The data layer (data.lisp) showed how defstruct provides a lightweight, functional alternative to CLOS for domain objects. By enforcing invariants at construction time with check-type and assert, we ensured that ill-formed objects never enter the system. The canonical-form polynomial representation: terms always sorted by descending exponent with like terms combined, removing the need for normalization logic in every downstream consumer.

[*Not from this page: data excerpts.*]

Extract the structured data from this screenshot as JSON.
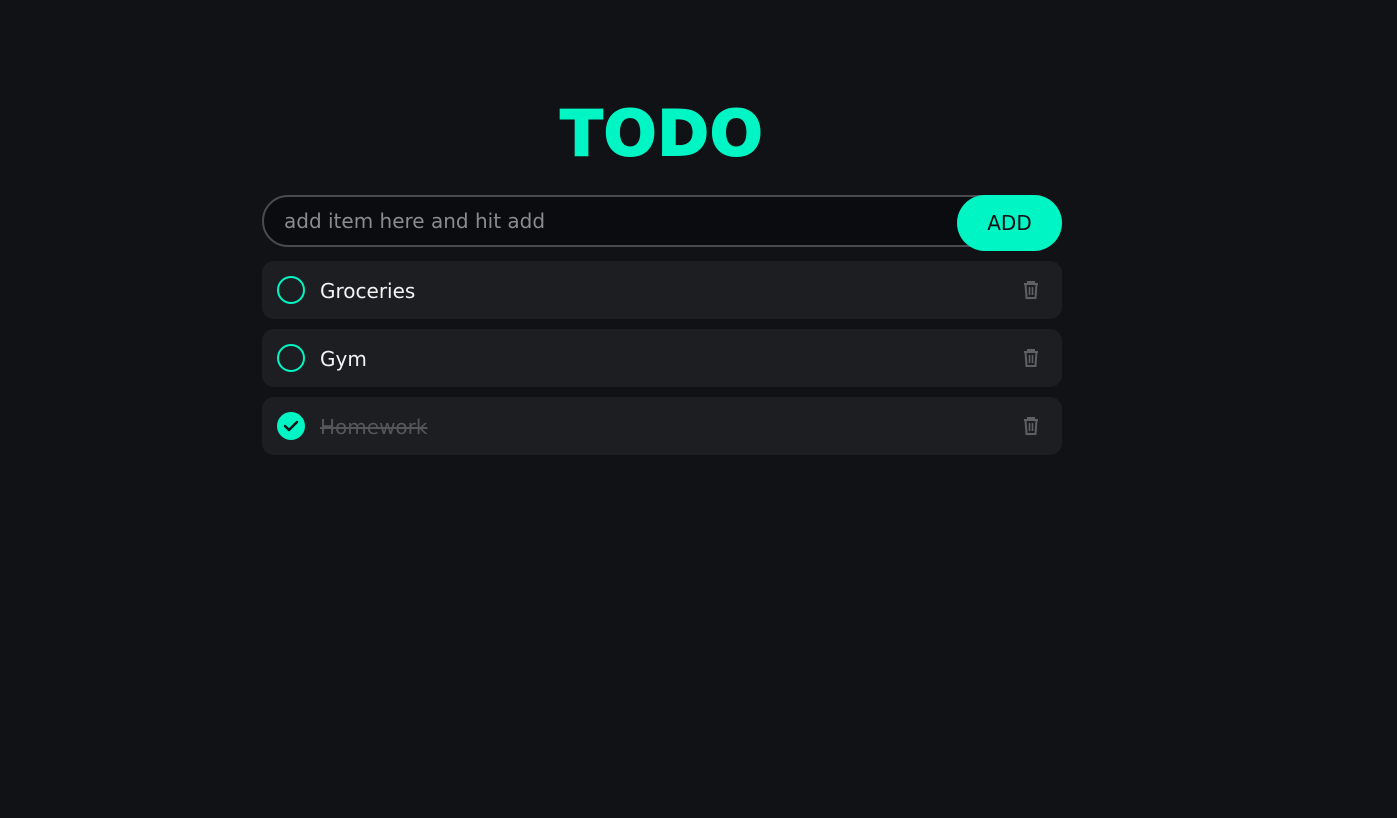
{
  "app": {
    "title": "TODO"
  },
  "input": {
    "placeholder": "add item here and hit add",
    "value": ""
  },
  "add_button": {
    "label": "ADD"
  },
  "items": [
    {
      "label": "Groceries",
      "completed": false
    },
    {
      "label": "Gym",
      "completed": false
    },
    {
      "label": "Homework",
      "completed": true
    }
  ],
  "icons": {
    "check": "check-icon",
    "delete": "trash-icon"
  },
  "colors": {
    "accent": "#00f5c4",
    "background": "#111216",
    "item_background": "#1d1e22",
    "completed_text": "#55565b"
  }
}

The differentiation layer (differentiation.lisp) demonstrated that the power rule and sum rule can be encoded almost literally in code. differentiate-term is a direct transliteration of d/dx(cxⁿ) = ncx^(n−1); differentiate applies it via mapcar and remove nil, and the sum rule emerges automatically from the polynomial’s list structure. Higher-order derivatives and numerical gradient evaluation required only a handful of additional lines.
The integration layer (integration.lisp) mirrored the differentiation layer but introduced the important advantage of Common Lisp’s exact rational arithmetic. Coefficients produced by the reverse power rule, such as the -1/2 arising from integrating -x and are stored as exact rationals, so no precision is lost across multiple integrations. The Fundamental Theorem of Calculus translated into a three-line function that computes an antiderivative symbolically and then performs two numerical evaluations, achieving both symbolic clarity and numeric accuracy.
Taken together, the three files illustrate a broader lesson: when you model a problem domain faithfully as data, the algorithms that manipulate that data often become nearly self-evident. The mathematics drives the code structure rather than the other way around, and the result is software that is simultaneously easier to understand, easier to test, and easier to extend.